Those totals are two higher than the minimum of seven starters a team needs, which is really a great cushion to have.
With the departures of two of those starters on the defensive side of the ball – Keith Shologan and Craig Butler – there will definitely be a shift in that thinking.
The question going into Tuesday’s Draft was how would the Riders replace the big losses of Canadian talent through the off-season? Shologan fellow defensive tackle Zack Evans were plucked by Ottawa, while hybrid linebacker/defensive backs Craig Butler and Graig Newman left via free agency.
The answer: They didn’t.
You see, the Riders didn’t need to replace Butler and Shologan with non-import draftees, they feel they have them replaced with import talent.
Instead, the Riders focused on the positions they know they’ll need lots of depth at if they move from nine Canadian starters to seven. Those positions were defensive end, receiver and offensive line. That’s where five of their eight picks fit right in.
First, the Riders focused on special teams needs by picking their top player on the special teams board, Dylan Ainsworth out of Western.
Ainsworth helps the team fill the departures of Butler and Newman in punt and kickoff coverage. The latter two were exceptional at getting down field and that’s where Ainsworth excels as well.
As far as his natural position at defensive end, that’s a project. This season, it does help the team’s depth behind starter Ricky Foley, who could be the only full time non-import starter on defence out of the gate in 2014.
Although some other teams were clambering to move up and get pro ready players, Draft day in Saskatchewan wasn’t as important for the immediate future for the Roughriders.
The way General Manager Brendan Taman conducted himself during the Draft showed that.

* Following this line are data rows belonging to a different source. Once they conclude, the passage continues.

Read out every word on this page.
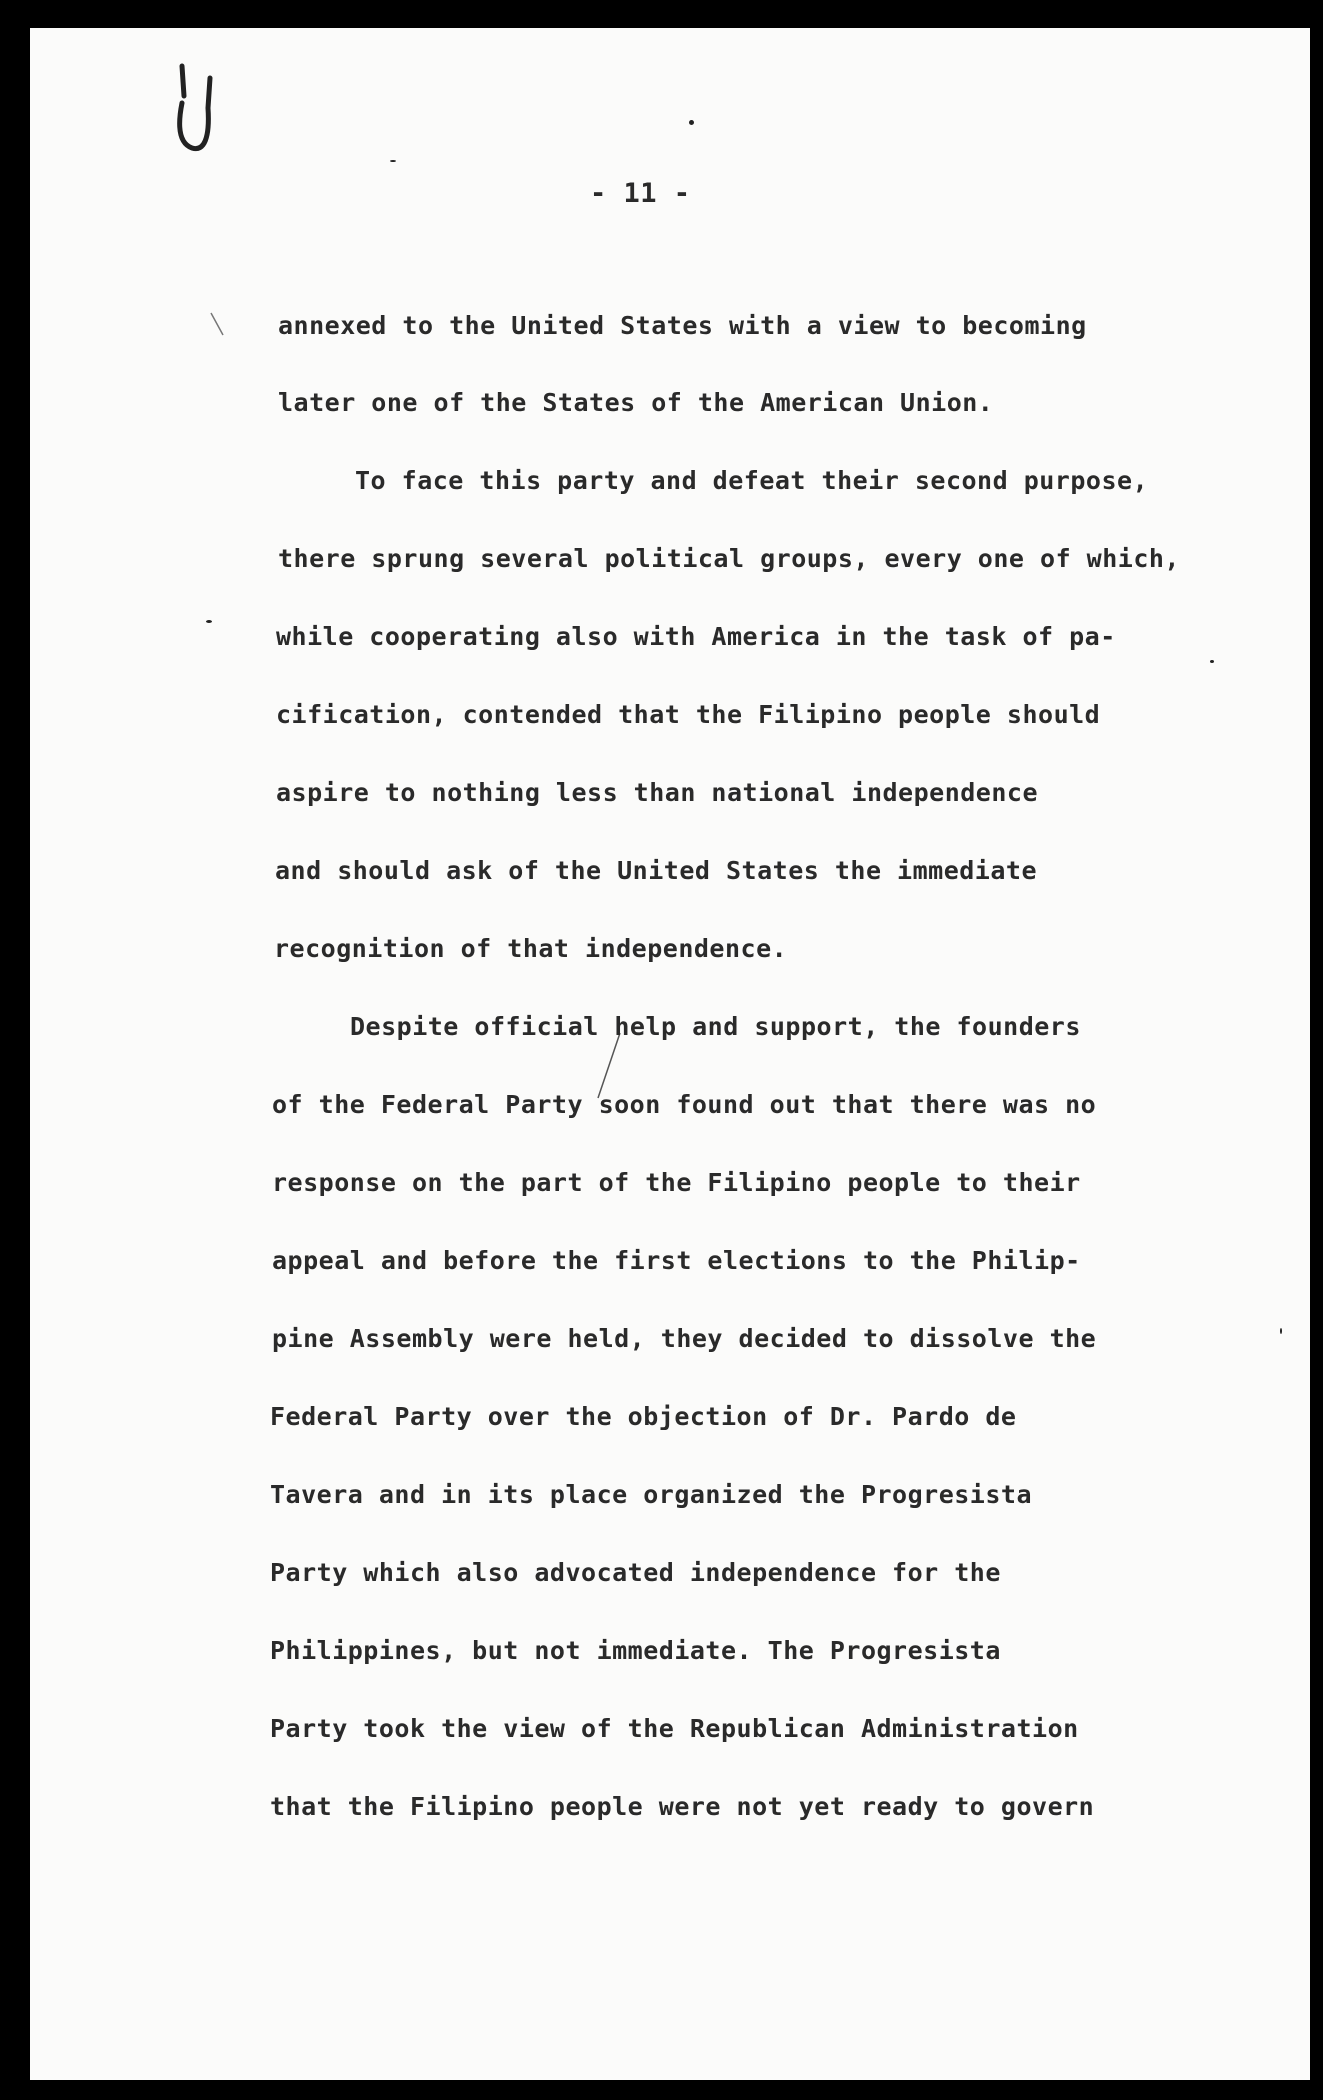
- 11 -
annexed to the United States with a view to becoming
later one of the States of the American Union.
To face this party and defeat their second purpose,
there sprung several political groups, every one of which,
while cooperating also with America in the task of pa-
cification, contended that the Filipino people should
aspire to nothing less than national independence
and should ask of the United States the immediate
recognition of that independence.
Despite official help and support, the founders
of the Federal Party soon found out that there was no
response on the part of the Filipino people to their
appeal and before the first elections to the Philip-
pine Assembly were held, they decided to dissolve the
Federal Party over the objection of Dr. Pardo de
Tavera and in its place organized the Progresista
Party which also advocated independence for the
Philippines, but not immediate. The Progresista
Party took the view of the Republican Administration
that the Filipino people were not yet ready to govern
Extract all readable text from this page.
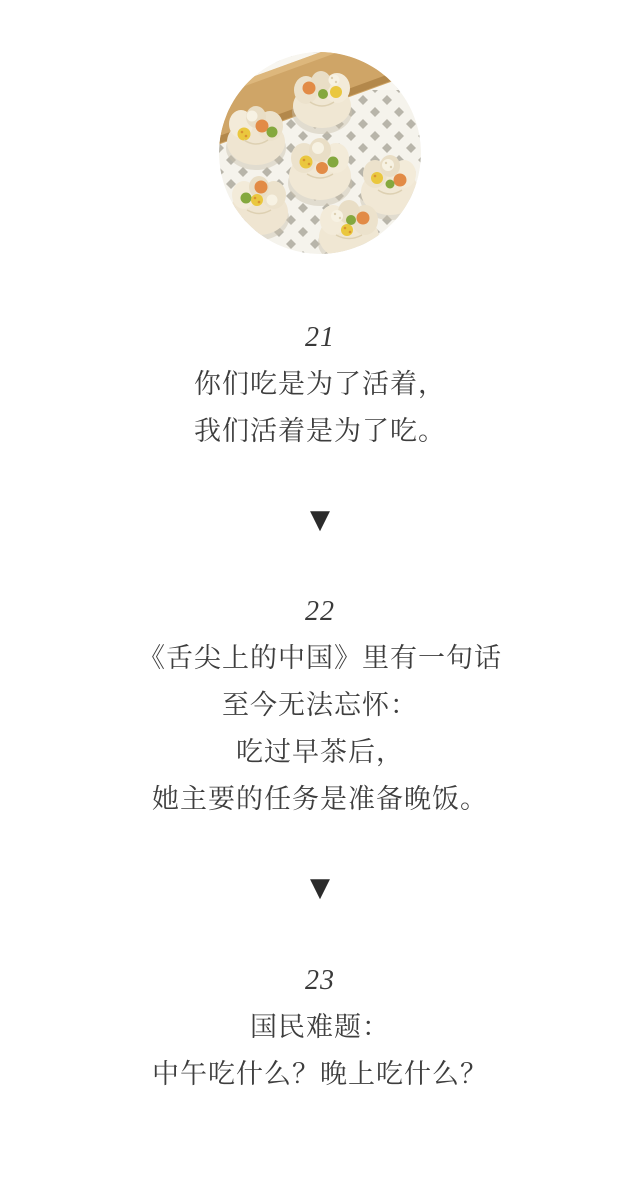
21
你们吃是为了活着，
我们活着是为了吃。
▼
22
《舌尖上的中国》里有一句话
至今无法忘怀：
吃过早茶后，
她主要的任务是准备晚饭。
▼
23
国民难题：
中午吃什么？晚上吃什么？
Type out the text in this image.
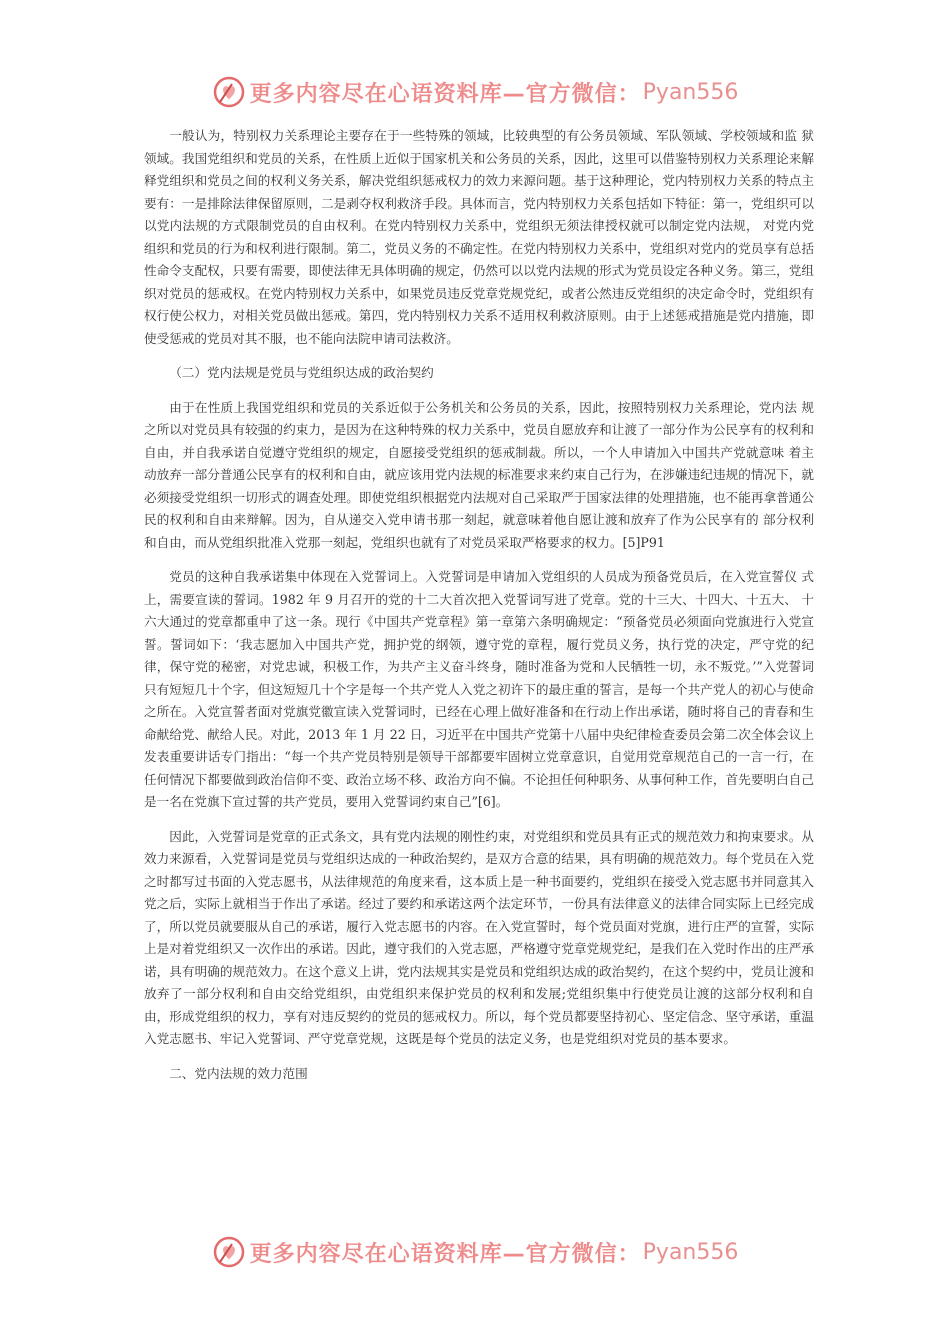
更多内容尽在心语资料库—官方微信： Pyan556

一般认为，特别权力关系理论主要存在于一些特殊的领域，比较典型的有公务员领域、军队领域、学校领域和监 狱领域。我国党组织和党员的关系，在性质上近似于国家机关和公务员的关系，因此，这里可以借鉴特别权力关系理论来解释党组织和党员之间的权利义务关系，解决党组织惩戒权力的效力来源问题。基于这种理论，党内特别权力关系的特点主要有：一是排除法律保留原则，二是剥夺权利救济手段。具体而言，党内特别权力关系包括如下特征：第一，党组织可以以党内法规的方式限制党员的自由权利。在党内特别权力关系中，党组织无须法律授权就可以制定党内法规， 对党内党组织和党员的行为和权利进行限制。第二，党员义务的不确定性。在党内特别权力关系中，党组织对党内的党员享有总括性命令支配权，只要有需要，即使法律无具体明确的规定，仍然可以以党内法规的形式为党员设定各种义务。第三，党组织对党员的惩戒权。在党内特别权力关系中，如果党员违反党章党规党纪，或者公然违反党组织的决定命令时，党组织有权行使公权力，对相关党员做出惩戒。第四，党内特别权力关系不适用权利救济原则。由于上述惩戒措施是党内措施，即使受惩戒的党员对其不服，也不能向法院申请司法救济。

（二）党内法规是党员与党组织达成的政治契约

由于在性质上我国党组织和党员的关系近似于公务机关和公务员的关系，因此，按照特别权力关系理论，党内法 规之所以对党员具有较强的约束力，是因为在这种特殊的权力关系中，党员自愿放弃和让渡了一部分作为公民享有的权利和自由，并自我承诺自觉遵守党组织的规定，自愿接受党组织的惩戒制裁。所以，一个人申请加入中国共产党就意味 着主动放弃一部分普通公民享有的权利和自由，就应该用党内法规的标准要求来约束自己行为，在涉嫌违纪违规的情况下，就必须接受党组织一切形式的调查处理。即使党组织根据党内法规对自己采取严于国家法律的处理措施，也不能再拿普通公民的权利和自由来辩解。因为，自从递交入党申请书那一刻起，就意味着他自愿让渡和放弃了作为公民享有的 部分权利和自由，而从党组织批准入党那一刻起，党组织也就有了对党员采取严格要求的权力。[5]P91

党员的这种自我承诺集中体现在入党誓词上。入党誓词是申请加入党组织的人员成为预备党员后，在入党宣誓仪 式上，需要宣读的誓词。1982 年 9 月召开的党的十二大首次把入党誓词写进了党章。党的十三大、十四大、十五大、 十六大通过的党章都重申了这一条。现行《中国共产党章程》第一章第六条明确规定：“预备党员必须面向党旗进行入党宣誓。誓词如下：‘我志愿加入中国共产党，拥护党的纲领，遵守党的章程，履行党员义务，执行党的决定，严守党的纪律，保守党的秘密，对党忠诚，积极工作，为共产主义奋斗终身，随时准备为党和人民牺牲一切，永不叛党。’”入党誓词只有短短几十个字，但这短短几十个字是每一个共产党人入党之初许下的最庄重的誓言，是每一个共产党人的初心与使命之所在。入党宣誓者面对党旗党徽宣读入党誓词时，已经在心理上做好准备和在行动上作出承诺，随时将自己的青春和生命献给党、献给人民。对此，2013 年 1 月 22 日，习近平在中国共产党第十八届中央纪律检查委员会第二次全体会议上发表重要讲话专门指出：“每一个共产党员特别是领导干部都要牢固树立党章意识，自觉用党章规范自己的一言一行，在任何情况下都要做到政治信仰不变、政治立场不移、政治方向不偏。不论担任何种职务、从事何种工作，首先要明白自己是一名在党旗下宣过誓的共产党员，要用入党誓词约束自己”[6]。

因此，入党誓词是党章的正式条文，具有党内法规的刚性约束，对党组织和党员具有正式的规范效力和拘束要求。从效力来源看，入党誓词是党员与党组织达成的一种政治契约，是双方合意的结果，具有明确的规范效力。每个党员在入党之时都写过书面的入党志愿书，从法律规范的角度来看，这本质上是一种书面要约，党组织在接受入党志愿书并同意其入党之后，实际上就相当于作出了承诺。经过了要约和承诺这两个法定环节，一份具有法律意义的法律合同实际上已经完成了，所以党员就要服从自己的承诺，履行入党志愿书的内容。在入党宣誓时，每个党员面对党旗，进行庄严的宣誓，实际上是对着党组织又一次作出的承诺。因此，遵守我们的入党志愿，严格遵守党章党规党纪，是我们在入党时作出的庄严承诺，具有明确的规范效力。在这个意义上讲，党内法规其实是党员和党组织达成的政治契约，在这个契约中，党员让渡和放弃了一部分权利和自由交给党组织，由党组织来保护党员的权利和发展;党组织集中行使党员让渡的这部分权利和自由，形成党组织的权力，享有对违反契约的党员的惩戒权力。所以，每个党员都要坚持初心、坚定信念、坚守承诺，重温入党志愿书、牢记入党誓词、严守党章党规，这既是每个党员的法定义务，也是党组织对党员的基本要求。

二、党内法规的效力范围

更多内容尽在心语资料库—官方微信： Pyan556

Taman decided to trade down to pick up more picks than he had going in.
Getting Ainsworth at 11th overall in the second round was just a bonus.
If you pencil in the Riders non-import starters on day one you will find Foley, receivers Chris Getzlaf and Rob Bagg and offensive linemen Brendon LaBatte, Dominic Picard, Chris Best and Ben Hennan. With depth behind Foley covered off, the Riders continued to pile the depth behind their receivers and o-line.
Alex Pierzchalski and Kris Bastien were two of the top receivers in the draft and the Riders got them both in rounds two and three.
Pierzchalski impressed the Riders at the Combine, as the brass were reminded of Chris Getzlaf. His personality jumped out right away and his size and speed may be a little different but they hope Pierzchalski surprises as Getzlaf did, climbing from a fifth round pick to one of the best non-import receivers in the league.
As for Bastien, they feel they may have a steal with him falling to the bottom of the third round.
Offensive linemen Kyle Paterson and Terry Hart came later on, as Saskatchewan is well stocked behind their four starters with last year’s fourth overall pick Corey Watman, fifth round pick Matt Vonk and fourth year Rider Dan Clark.
The biggest surprise for the Riders was picking kicker John Mark in the third round. The Riders have Chris Milo, Josh Bartel and Brett Cameron all on the roster.
But the Riders way is making sure they have the next guy up in case something goes wrong. Right now, they don’t have a place kicker behind Milo and that’s why they felt it was worth taking the best kicker in the draft.
If you’re looking for a grade based on impact of the 2014 roster, I’ll give it a C.
But keep in mind the change in the Draft eligibility rules decreased the talent pool and the Riders weren’t panicking to find players who can have instant impact on this season.
If Ainsworth is the only draftee that makes it on their game day roster this season, the Riders will be fine.
This is a futures draft class for the Riders and you’ll have to look back in three or four seasons to assess if they deserve a higher grade.